ここでもやっぱり、みなさんのこの先の人生が祝福されていますように。と祈らずにはいられなかった。ほとんど知らない学生さんたちばかりだったのにもかかわらず。
この祈りはなんだろう、と思った。
神社に行ってお参りをしたり、願掛けをしたりする。
あれもそうだけど、神様に祈るというより、あれは
「願い」をアファメーションしているんだと思う。
叶えたいことがあったら書き出しなさいとか
新月に月に向かってお願いしなさいとか(そんなのなかったっけ)ああいうのも一緒。
自分の願いがどこにあるのか、というのをはっきりと明確にするためのものなのだ。ああいうのは。私もよくやる。
思考というのはあいまいなものだから。
思考や感情というのは形になる前に立ち消えて行ってしまうもの。
それを「言葉にする」ということを通じて、はっきりとした輪郭を帯びるのだ。そうすると、その人にとってその願いが具体化してあらわれる。
無意識が意識となって、その願いを実現するための方法を注力して探しだす。探し出すことで見つかりやすくなって叶っていく、というのは割と明確な理論だ。私も経験済みだ。
じゃあ、自分とは違う人の未来について願う、というのはどういうことなんだろう?
目の前の人にすばらしい未来が訪れますように、と願うというのは
よほどの聖人君主でもない限りは、普段から言葉にするような願いではないだろう。でも、多くの人が卒業式などの節目の時に、自分と関係性のない人に対しても不思議とそのような気持ちになるものだと思う。
そして時には言葉に出してみたりする。
それはとても素敵なことだ。その祈りは、自分がその人に何かできる範疇からは離れている。いってみればただ「言ってるだけ」。
それなのに、めちゃくちゃすてきなエネルギーを持っている。なんていうか、世界を美しい光で包んでくれるような。
祈りを繰り出すことで、その人が「私は世界がより良いものになることを望んでいる」ということを自分に確認することになる。
卒業式のような、たくさんの人が集まっている場所でみんなが口々に、だれかの幸せについて願いを口にする世界を目にするというのは、もうそれが実現していることを目にしているようなものだ。
そんな場所にいて、そんな言葉を聞いていると、この世界は幸せな場所なんじゃないかという気がしてくる。
そう、人の幸せを祈るというのは、自分もその世界に一員になれるすばらしい祈りなのだ。すぐに祈りが実現できる世界なのだ。
そんなことを感じる3月や4月というのは、この世がすてきなエネルギーであふれる時期だなと思う。

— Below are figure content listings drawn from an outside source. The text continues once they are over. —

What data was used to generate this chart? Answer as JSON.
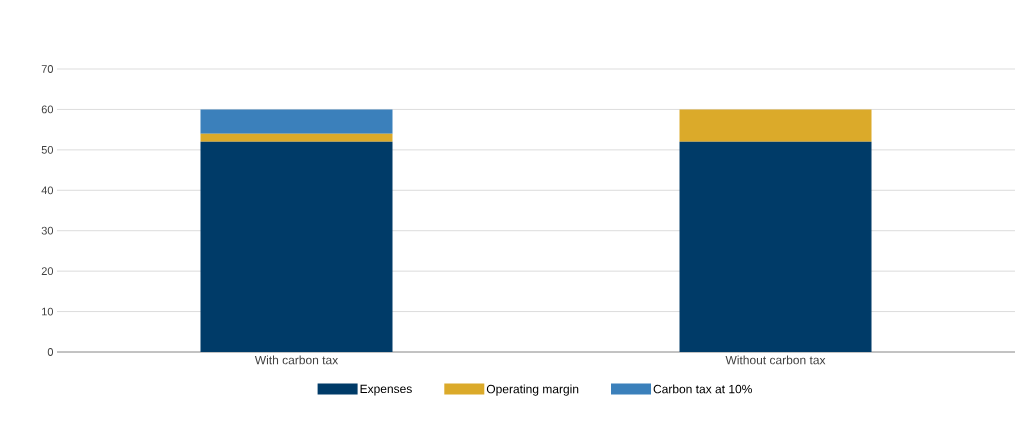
{
  "chart_data": {
    "type": "bar",
    "stacked": true,
    "categories": [
      "With carbon tax",
      "Without carbon tax"
    ],
    "series": [
      {
        "name": "Expenses",
        "color": "#003b68",
        "values": [
          52,
          52
        ]
      },
      {
        "name": "Operating margin",
        "color": "#dbaa2a",
        "values": [
          2,
          8
        ]
      },
      {
        "name": "Carbon tax at 10%",
        "color": "#3b80bb",
        "values": [
          6,
          0
        ]
      }
    ],
    "ylim": [
      0,
      70
    ],
    "yticks": [
      0,
      10,
      20,
      30,
      40,
      50,
      60,
      70
    ],
    "grid": "y",
    "legend": "bottom"
  }
}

私も長男をこの3月に東京に送り出すことになるから、いつもよりもずっとずっとそのパワーを感度高く受け取っている。
これまで受け取ってきたたくさんのひとたちの願い、優しい祈り、暖かいはげまし、寄り添い、行動すべてによって支えられてここまで歩んで来られたことに思いを馳せる。もうなんだか常に泣いてるみたいな感じがする。

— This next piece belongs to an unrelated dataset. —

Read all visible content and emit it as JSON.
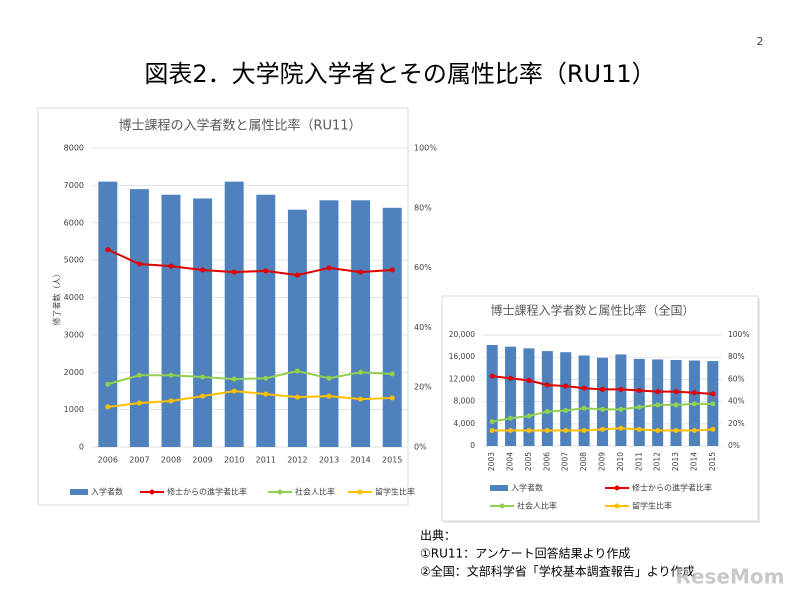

人生が素晴らしいな、と思うのはこういうとき。誰かによって生かされていると気づいて感謝して、次に進む。私だってだれかにそんな贈り物をできたらいいなと思う。そして、そのやり取りで生まれる気持ちをできるだけ多く経験できる人生がいいな、と思う。
今日はそんなことを思った。
みなさまの別れと新しい出会いがより良きものであふれていますように。